No Wordle’s. No iPads. No blogfolios. No SmartBoards. No Skype’s. No 21st Century Learning. Not even 20th Century Learning. No amount of global connectedness or educational technology will make this happen. And, it appears, no amount of money, seminars, interventions, blog posts, or acts of discipline can will it into existence.
This cannot be done without you.
Nothing extraordinary happened this week at the Martin J. Gottlieb Day School. This is not predicated on an event. If anyone thinks this is connected to him or her, s/he is mistaken. There is no crisis nor emergency. There is simply honesty.
This cannot be done without you.
I have written 14 blog posts about “Community of Kindness”. We have invested thousands of dollars in new programming and interventions. We have hosted Parent Forums. We have preached from the pulpit. We have made faculty and student movies. We have meted out significant consequences. We have accepted responsibility. I have made a number of personally awkward phone calls or meetings with parents.
This cannot be done without you.
We are not unique. Having recently returned from a national conference, I am reassured to note that issues of kindness rank high on all administrators’ lists of priorities and that we are all struggling with similar issues. Although it is somewhat comforting to know that we are not the only Sisyphus pushing the kindness boulder up the hill, it resolves nothing.

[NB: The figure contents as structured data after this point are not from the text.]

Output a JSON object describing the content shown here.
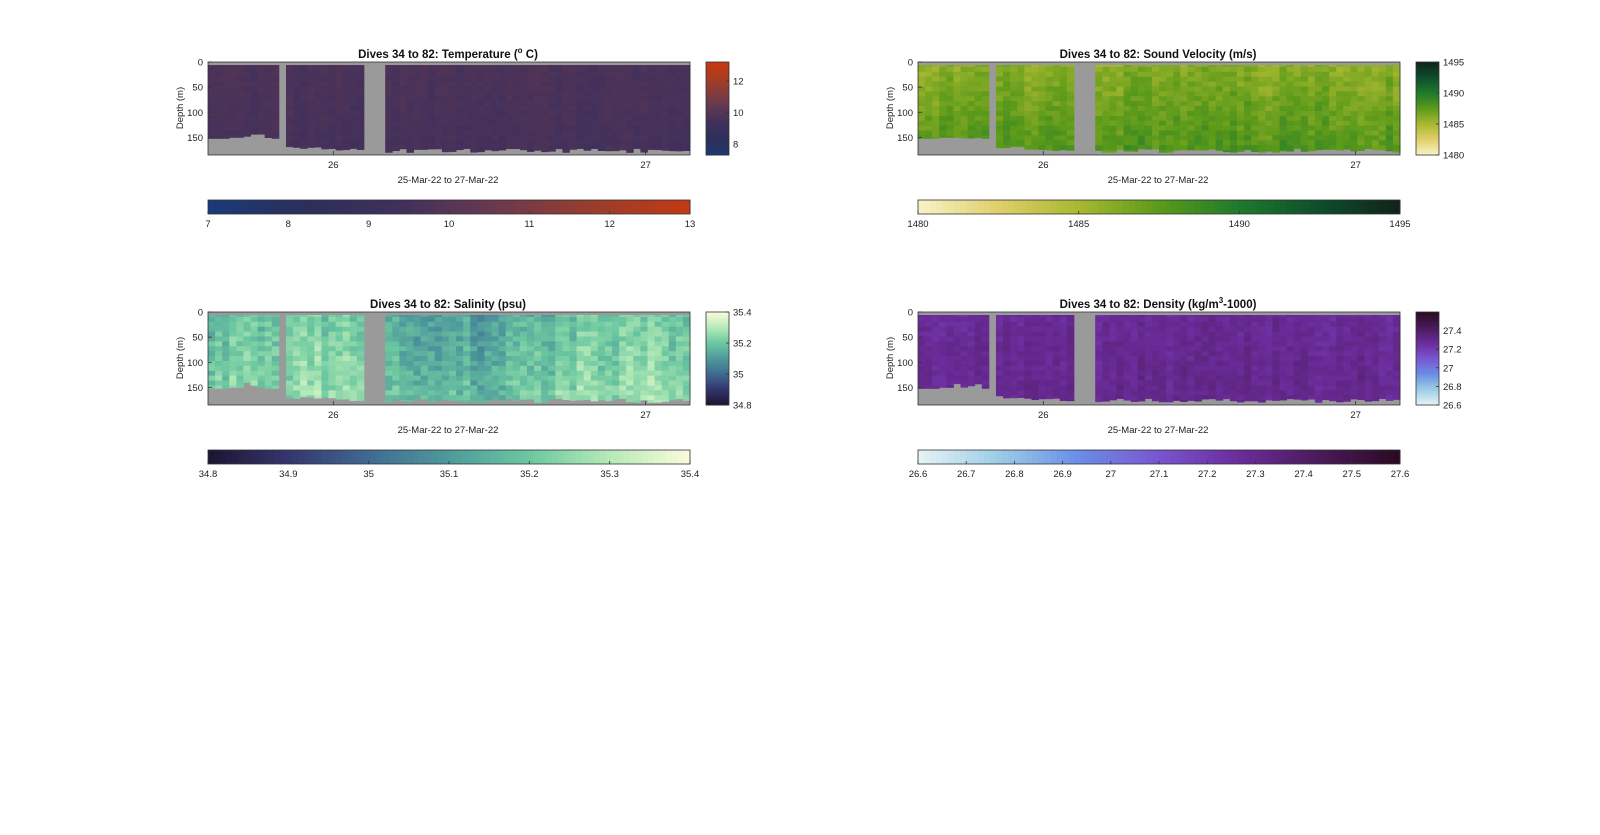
{
  "chart_data": [
    {
      "type": "heatmap",
      "title": "Dives 34 to 82: Temperature (",
      "title_sup": "o",
      "title_end": " C)",
      "xlabel": "25-Mar-22 to 27-Mar-22",
      "ylabel": "Depth (m)",
      "x_ticks": [
        "26",
        "27"
      ],
      "y_ticks": [
        "0",
        "50",
        "100",
        "150"
      ],
      "colorbar_v_ticks": [
        "8",
        "10",
        "12"
      ],
      "colorbar_v_values": [
        8,
        10,
        12
      ],
      "colorbar_v_range": [
        7.3,
        13.2
      ],
      "colorbar_h_ticks": [
        "7",
        "8",
        "9",
        "10",
        "11",
        "12",
        "13"
      ],
      "colorbar_h_values": [
        7,
        8,
        9,
        10,
        11,
        12,
        13
      ],
      "colorbar_h_range": [
        7,
        13
      ],
      "value_range": [
        7,
        13
      ],
      "field_base": 9.55,
      "field_spread": 0.25,
      "field_top_bias": 0.15,
      "colormap": [
        "#1a3a7a",
        "#2b2f5a",
        "#40305c",
        "#6a3a4e",
        "#9a3d2c",
        "#c23a12"
      ],
      "missing_color": "#9a9a9a"
    },
    {
      "type": "heatmap",
      "title": "Dives 34 to 82: Sound Velocity (m/s)",
      "xlabel": "25-Mar-22 to 27-Mar-22",
      "ylabel": "Depth (m)",
      "x_ticks": [
        "26",
        "27"
      ],
      "y_ticks": [
        "0",
        "50",
        "100",
        "150"
      ],
      "colorbar_v_ticks": [
        "1480",
        "1485",
        "1490",
        "1495"
      ],
      "colorbar_v_values": [
        1480,
        1485,
        1490,
        1495
      ],
      "colorbar_v_range": [
        1480,
        1495
      ],
      "colorbar_h_ticks": [
        "1480",
        "1485",
        "1490",
        "1495"
      ],
      "colorbar_h_values": [
        1480,
        1485,
        1490,
        1495
      ],
      "colorbar_h_range": [
        1480,
        1495
      ],
      "value_range": [
        1480,
        1495
      ],
      "field_base": 1488.0,
      "field_spread": 1.4,
      "field_top_bias": -2.0,
      "colormap": [
        "#f7f3c8",
        "#e0cf6a",
        "#a8b830",
        "#5c9a1a",
        "#1f7a2c",
        "#0f4d2c",
        "#10221a"
      ],
      "missing_color": "#9a9a9a"
    },
    {
      "type": "heatmap",
      "title": "Dives 34 to 82: Salinity (psu)",
      "xlabel": "25-Mar-22 to 27-Mar-22",
      "ylabel": "Depth (m)",
      "x_ticks": [
        "26",
        "27"
      ],
      "y_ticks": [
        "0",
        "50",
        "100",
        "150"
      ],
      "colorbar_v_ticks": [
        "34.8",
        "35",
        "35.2",
        "35.4"
      ],
      "colorbar_v_values": [
        34.8,
        35,
        35.2,
        35.4
      ],
      "colorbar_v_range": [
        34.8,
        35.4
      ],
      "colorbar_h_ticks": [
        "34.8",
        "34.9",
        "35",
        "35.1",
        "35.2",
        "35.3",
        "35.4"
      ],
      "colorbar_h_values": [
        34.8,
        34.9,
        35,
        35.1,
        35.2,
        35.3,
        35.4
      ],
      "colorbar_h_range": [
        34.8,
        35.4
      ],
      "value_range": [
        34.8,
        35.4
      ],
      "field_base": 35.22,
      "field_spread": 0.09,
      "field_top_bias": -0.06,
      "colormap": [
        "#1c1530",
        "#34356e",
        "#3f6a92",
        "#4f9a9c",
        "#6cc8a0",
        "#b6eab8",
        "#fbfbdc"
      ],
      "missing_color": "#9a9a9a"
    },
    {
      "type": "heatmap",
      "title": "Dives 34 to 82: Density (kg/m",
      "title_sup": "3",
      "title_end": "-1000)",
      "xlabel": "25-Mar-22 to 27-Mar-22",
      "ylabel": "Depth (m)",
      "x_ticks": [
        "26",
        "27"
      ],
      "y_ticks": [
        "0",
        "50",
        "100",
        "150"
      ],
      "colorbar_v_ticks": [
        "26.6",
        "26.8",
        "27",
        "27.2",
        "27.4"
      ],
      "colorbar_v_values": [
        26.6,
        26.8,
        27,
        27.2,
        27.4
      ],
      "colorbar_v_range": [
        26.6,
        27.6
      ],
      "colorbar_h_ticks": [
        "26.6",
        "26.7",
        "26.8",
        "26.9",
        "27",
        "27.1",
        "27.2",
        "27.3",
        "27.4",
        "27.5",
        "27.6"
      ],
      "colorbar_h_values": [
        26.6,
        26.7,
        26.8,
        26.9,
        27,
        27.1,
        27.2,
        27.3,
        27.4,
        27.5,
        27.6
      ],
      "colorbar_h_range": [
        26.6,
        27.6
      ],
      "value_range": [
        26.6,
        27.6
      ],
      "field_base": 27.3,
      "field_spread": 0.06,
      "field_top_bias": -0.02,
      "colormap": [
        "#e6f3f6",
        "#9ccde6",
        "#6a8de6",
        "#7a55d0",
        "#6b2c9a",
        "#4a1a5a",
        "#2a0a22"
      ],
      "missing_color": "#9a9a9a"
    }
  ]
}
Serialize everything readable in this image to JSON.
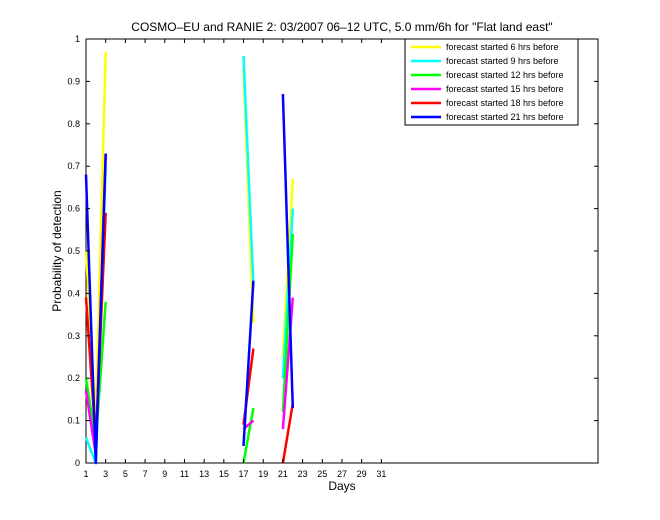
{
  "chart_data": {
    "type": "line",
    "title": "COSMO–EU and RANIE 2: 03/2007 06–12 UTC, 5.0 mm/6h for \"Flat land east\"",
    "xlabel": "Days",
    "ylabel": "Probability of detection",
    "xlim": [
      1,
      53
    ],
    "ylim": [
      0,
      1
    ],
    "xticks": [
      1,
      3,
      5,
      7,
      9,
      11,
      13,
      15,
      17,
      19,
      21,
      23,
      25,
      27,
      29,
      31
    ],
    "yticks": [
      0,
      0.1,
      0.2,
      0.3,
      0.4,
      0.5,
      0.6,
      0.7,
      0.8,
      0.9,
      1
    ],
    "ytick_labels": [
      "0",
      "0.1",
      "0.2",
      "0.3",
      "0.4",
      "0.5",
      "0.6",
      "0.7",
      "0.8",
      "0.9",
      "1"
    ],
    "legend_position": "top-right",
    "series": [
      {
        "name": "forecast started 6 hrs before",
        "color": "#ffff00",
        "segments": [
          [
            [
              1,
              0.5
            ],
            [
              2,
              0.1
            ],
            [
              3,
              0.97
            ]
          ],
          [
            [
              17,
              0.93
            ],
            [
              18,
              0.33
            ]
          ],
          [
            [
              21,
              0.25
            ],
            [
              22,
              0.67
            ]
          ]
        ]
      },
      {
        "name": "forecast started 9 hrs before",
        "color": "#00ffff",
        "segments": [
          [
            [
              1,
              0.06
            ],
            [
              2,
              0.0
            ],
            [
              3,
              0.7
            ]
          ],
          [
            [
              17,
              0.96
            ],
            [
              18,
              0.42
            ]
          ],
          [
            [
              21,
              0.2
            ],
            [
              22,
              0.6
            ]
          ]
        ]
      },
      {
        "name": "forecast started 12 hrs before",
        "color": "#00ff00",
        "segments": [
          [
            [
              1,
              0.2
            ],
            [
              2,
              0.05
            ],
            [
              3,
              0.38
            ]
          ],
          [
            [
              17,
              0.0
            ],
            [
              18,
              0.13
            ]
          ],
          [
            [
              21,
              0.12
            ],
            [
              22,
              0.54
            ]
          ]
        ]
      },
      {
        "name": "forecast started 15 hrs before",
        "color": "#ff00ff",
        "segments": [
          [
            [
              1,
              0.17
            ],
            [
              2,
              0.02
            ],
            [
              3,
              0.73
            ]
          ],
          [
            [
              17,
              0.08
            ],
            [
              18,
              0.1
            ]
          ],
          [
            [
              21,
              0.08
            ],
            [
              22,
              0.39
            ]
          ]
        ]
      },
      {
        "name": "forecast started 18 hrs before",
        "color": "#ff0000",
        "segments": [
          [
            [
              1,
              0.39
            ],
            [
              2,
              0.05
            ],
            [
              3,
              0.59
            ]
          ],
          [
            [
              17,
              0.09
            ],
            [
              18,
              0.27
            ]
          ],
          [
            [
              21,
              0.0
            ],
            [
              22,
              0.14
            ]
          ]
        ]
      },
      {
        "name": "forecast started 21 hrs before",
        "color": "#0000ff",
        "segments": [
          [
            [
              1,
              0.68
            ],
            [
              2,
              0.0
            ],
            [
              3,
              0.73
            ]
          ],
          [
            [
              17,
              0.04
            ],
            [
              18,
              0.43
            ]
          ],
          [
            [
              21,
              0.87
            ],
            [
              22,
              0.13
            ]
          ]
        ]
      }
    ]
  }
}
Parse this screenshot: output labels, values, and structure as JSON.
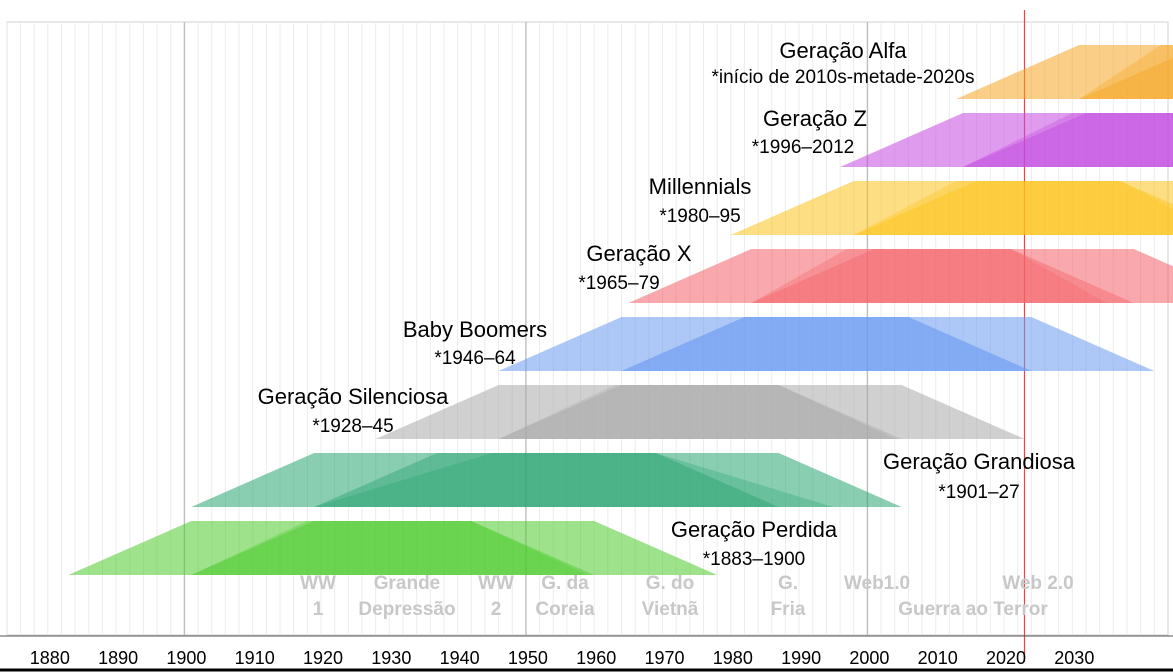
{
  "chart_data": {
    "type": "area",
    "title": "",
    "xlabel": "",
    "ylabel": "",
    "xlim": [
      1873,
      2043
    ],
    "grid": true,
    "x_ticks": [
      1880,
      1890,
      1900,
      1910,
      1920,
      1930,
      1940,
      1950,
      1960,
      1970,
      1980,
      1990,
      2000,
      2010,
      2020,
      2030
    ],
    "current_year_line": 2023,
    "generations": [
      {
        "name": "Geração Alfa",
        "years": "*início de 2010s-metade-2020s",
        "start": 2013,
        "end": 2025,
        "color": "#f5a623"
      },
      {
        "name": "Geração Z",
        "years": "*1996–2012",
        "start": 1996,
        "end": 2012,
        "color": "#c44be0"
      },
      {
        "name": "Millennials",
        "years": "*1980–95",
        "start": 1980,
        "end": 1995,
        "color": "#fcc21b"
      },
      {
        "name": "Geração X",
        "years": "*1965–79",
        "start": 1965,
        "end": 1979,
        "color": "#f4636a"
      },
      {
        "name": "Baby Boomers",
        "years": "*1946–64",
        "start": 1946,
        "end": 1964,
        "color": "#6a9bf0"
      },
      {
        "name": "Geração Silenciosa",
        "years": "*1928–45",
        "start": 1928,
        "end": 1945,
        "color": "#a9a9a9"
      },
      {
        "name": "Geração Grandiosa",
        "years": "*1901–27",
        "start": 1901,
        "end": 1927,
        "color": "#2aa573"
      },
      {
        "name": "Geração Perdida",
        "years": "*1883–1900",
        "start": 1883,
        "end": 1900,
        "color": "#4ecb2e"
      }
    ],
    "events": [
      {
        "lines": [
          "WW",
          "1"
        ],
        "year": 1916
      },
      {
        "lines": [
          "Grande",
          "Depressão"
        ],
        "year": 1935
      },
      {
        "lines": [
          "WW",
          "2"
        ],
        "year": 1942
      },
      {
        "lines": [
          "G. da",
          "Coreia"
        ],
        "year": 1952
      },
      {
        "lines": [
          "G. do",
          "Vietnã"
        ],
        "year": 1967
      },
      {
        "lines": [
          "G.",
          "Fria"
        ],
        "year": 1983
      },
      {
        "lines": [
          "Web1.0"
        ],
        "year": 1998
      },
      {
        "lines": [
          "Web 2.0"
        ],
        "year": 2018
      },
      {
        "lines": [
          "",
          "Guerra ao Terror"
        ],
        "year": 2012
      }
    ]
  }
}
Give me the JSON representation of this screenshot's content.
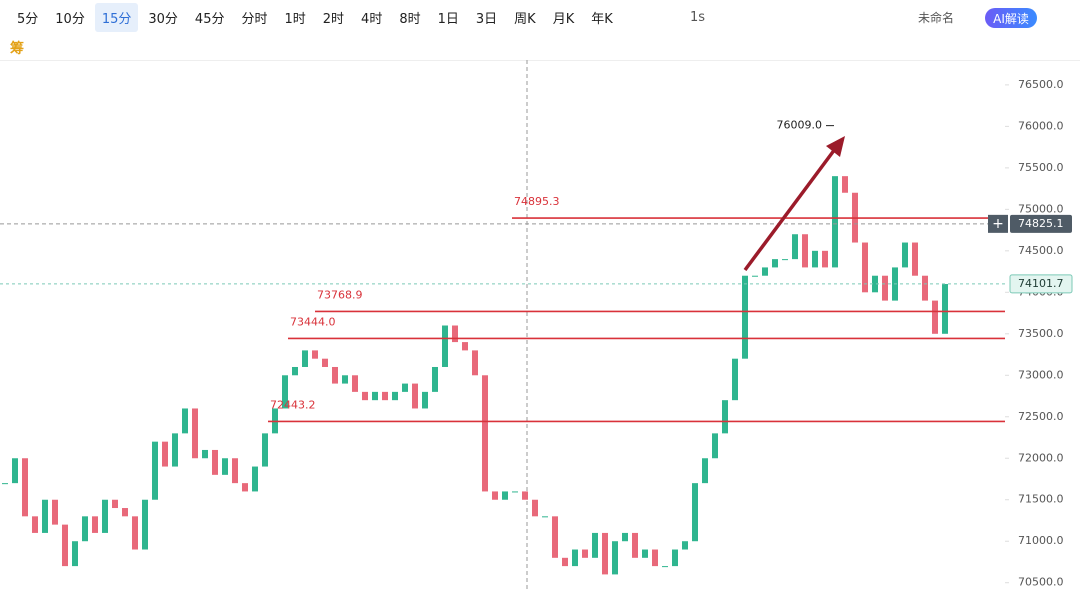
{
  "toolbar": {
    "intervals": [
      "5分",
      "10分",
      "15分",
      "30分",
      "45分",
      "分时",
      "1时",
      "2时",
      "4时",
      "8时",
      "1日",
      "3日",
      "周K",
      "月K",
      "年K"
    ],
    "active": "15分",
    "speed": "1s",
    "layout_name": "未命名",
    "ai_button": "AI解读",
    "chip_icon": "筹"
  },
  "chart_data": {
    "type": "candlestick",
    "closes": [
      71700,
      72000,
      71300,
      71100,
      71500,
      71200,
      70700,
      71000,
      71300,
      71100,
      71500,
      71400,
      71300,
      70900,
      71500,
      72200,
      71900,
      72300,
      72600,
      72000,
      72100,
      71800,
      72000,
      71700,
      71600,
      71900,
      72300,
      72600,
      73000,
      73100,
      73300,
      73200,
      73100,
      72900,
      73000,
      72800,
      72700,
      72800,
      72700,
      72800,
      72900,
      72600,
      72800,
      73100,
      73600,
      73400,
      73300,
      73000,
      71600,
      71500,
      71600,
      71600,
      71500,
      71300,
      71300,
      70800,
      70700,
      70900,
      70800,
      71100,
      70600,
      71000,
      71100,
      70800,
      70900,
      70700,
      70700,
      70900,
      71000,
      71700,
      72000,
      72300,
      72700,
      73200,
      74200,
      74200,
      74300,
      74400,
      74400,
      74700,
      74300,
      74500,
      74300,
      75400,
      75200,
      74600,
      74000,
      74200,
      73900,
      74300,
      74600,
      74200,
      73900,
      73500,
      74100
    ],
    "up_color": "#2fb58f",
    "down_color": "#e8697a",
    "ylim": [
      70400,
      76800
    ],
    "yticks": [
      {
        "value": 70500,
        "label": "70500.0"
      },
      {
        "value": 71000,
        "label": "71000.0"
      },
      {
        "value": 71500,
        "label": "71500.0"
      },
      {
        "value": 72000,
        "label": "72000.0"
      },
      {
        "value": 72500,
        "label": "72500.0"
      },
      {
        "value": 73000,
        "label": "73000.0"
      },
      {
        "value": 73500,
        "label": "73500.0"
      },
      {
        "value": 74000,
        "label": "74000.0"
      },
      {
        "value": 74500,
        "label": "74500.0"
      },
      {
        "value": 75000,
        "label": "75000.0"
      },
      {
        "value": 75500,
        "label": "75500.0"
      },
      {
        "value": 76000,
        "label": "76000.0"
      },
      {
        "value": 76500,
        "label": "76500.0"
      }
    ],
    "levels": [
      {
        "value": 74895.3,
        "label": "74895.3"
      },
      {
        "value": 73768.9,
        "label": "73768.9"
      },
      {
        "value": 73444.0,
        "label": "73444.0"
      },
      {
        "value": 72443.2,
        "label": "72443.2"
      }
    ],
    "level_color": "#d9323a",
    "crosshair_price": {
      "value": 74825.1,
      "label": "74825.1"
    },
    "last_price": {
      "value": 74101.7,
      "label": "74101.7"
    },
    "high_annotation": {
      "value": 76009.0,
      "label": "76009.0"
    }
  }
}
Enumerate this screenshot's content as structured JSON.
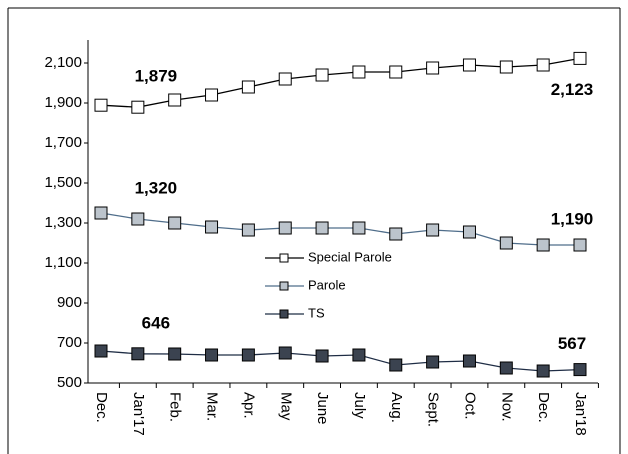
{
  "chart_data": {
    "type": "line",
    "categories": [
      "Dec.",
      "Jan'17",
      "Feb.",
      "Mar.",
      "Apr.",
      "May",
      "June",
      "July",
      "Aug.",
      "Sept.",
      "Oct.",
      "Nov.",
      "Dec.",
      "Jan'18"
    ],
    "ylim": [
      500,
      2200
    ],
    "yticks": [
      500,
      700,
      900,
      {
        "value": 1100,
        "label": "1,100"
      },
      {
        "value": 1300,
        "label": "1,300"
      },
      {
        "value": 1500,
        "label": "1,500"
      },
      {
        "value": 1700,
        "label": "1,700"
      },
      {
        "value": 1900,
        "label": "1,900"
      },
      {
        "value": 2100,
        "label": "2,100"
      }
    ],
    "series": [
      {
        "name": "Special Parole",
        "color": "#000000",
        "marker_fill": "#ffffff",
        "values": [
          1889,
          1879,
          1915,
          1940,
          1980,
          2020,
          2040,
          2055,
          2055,
          2075,
          2090,
          2080,
          2090,
          2123
        ],
        "value_labels": [
          null,
          "1,879",
          null,
          null,
          null,
          null,
          null,
          null,
          null,
          null,
          null,
          null,
          null,
          "2,123"
        ]
      },
      {
        "name": "Parole",
        "color": "#4f6d8a",
        "marker_fill": "#bcc4cc",
        "values": [
          1350,
          1320,
          1300,
          1280,
          1265,
          1275,
          1275,
          1275,
          1245,
          1265,
          1255,
          1200,
          1190,
          1190
        ],
        "value_labels": [
          null,
          "1,320",
          null,
          null,
          null,
          null,
          null,
          null,
          null,
          null,
          null,
          null,
          null,
          "1,190"
        ]
      },
      {
        "name": "TS",
        "color": "#1f2d45",
        "marker_fill": "#3b4350",
        "values": [
          660,
          646,
          645,
          640,
          640,
          650,
          635,
          640,
          590,
          605,
          610,
          575,
          560,
          567
        ],
        "value_labels": [
          null,
          "646",
          null,
          null,
          null,
          null,
          null,
          null,
          null,
          null,
          null,
          null,
          null,
          "567"
        ]
      }
    ]
  }
}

We share resources and uncomfortably shrug shoulders.
This cannot be done without you.
There is nothing poisoning the water in Jacksonville. The students, teachers, and families of the Martin J. Gottlieb Day School are not uniquely unkind. We want our school to live up to our highest Jewish values. We want our children to feel safe, protected, nurtured and loved within (and without) our walls. In my heart of hearts, I cannot believe that anyone doesn’t have the best of intentions. And yet.
This cannot be done without you.
Facebook. Instagram. Twitter. Minecraft. Text. Skype. Who knows what else? It is true that our ability to be unkind has gotten easier and faster. It is also true that we have dedicated class time and coffee talks to digital citizenship. Pushing unkind behavior from the playground to the PlayStation does not satisfy. Our ability to be kind has not gotten harder. We just have to remember to practice it.
This cannot be done without you.
Birthday parties. Play-dates. Sleepovers. Concerts. Virtual Gaming. Who is included and who is left out? Which children come to school having shared an out-of-school experience and which children come to school having lived through its exclusion? For that matter, which parents? And how many of our teens and parents are forced to confront their exclusion via social media as pictures and videos of what they are missing are paraded, exchanged, and liked before their eyes?
This cannot be done without you.
I am as guilty as anyone else. I have children in our schools. They have friends and they have acquaintances. They have play-dates and sleepovers with the former, but rarely with the latter. I use social media. We have become obsessive self-documentarians and I am no different. I want to provide friends and family a window into our lives and social media allows us to. Have I unthinkingly posted pictures of such play-dates and sleepovers without thinking through the consequences? Absolutely.
So this cannot be done without me as well.
I am not in despair. We are not giving up. We have had successes. Students refer to “community of kindness” in the lunchroom and during their Bnai Mitzvah speeches. We continue to reward kindness and penalize meanness. I continue to push myself to intervene in the grey areas. Our middle schoolers are attending an important play on the topic this very afternoon. We have a movie screening coming up for our teens and parents. And, most importantly, our teachers care deeply and are willing intercessors in the lives of their students. When children are in our care we can, in fact, ensure communities and kindness. But.
This cannot be done without you.
No amount of programs, interventions, assemblies, blog posts, sermons, coffee talks, dollars, hand-wringing, or complaining will make us into a community of kindness. And no amount of saying “Community of Kindness” will turn us into one. It will take simple, everyday acts of kindness, piling up one on top of the other, day after day, week after week, until one day we look up and realize that we are, indeed, a community that is a little kinder than it once was.
Please, God, let that day be soon upon us.
That is a beautiful post.
Jon,
Thank you for this blogpost. The first step to creating a community of kindness is recognizing what we need to change to evolve. You are an excellent role model for our students, teachers, and parents. We are blessed to have you and your family in our community.
Thank you, Jon. This blog really hit home in so many ways. While in some ways we struggle with exclusivity, we are also up to the challenge to be more inclusive of others. I agree with Mauri that we are so fortunate to have you. You not only point out what is important, but you explain it in ways that everyone can understand and relate. You are truly making a positive impact.
I agree with the other commenters. Thank you for using your blog to bring issues like this to the light of day and for using yourself as an example. Acknowledging that there is a problem is an important first step toward solving it. At least, as you have noted, we are creating an awareness of the kind of community we wish to be.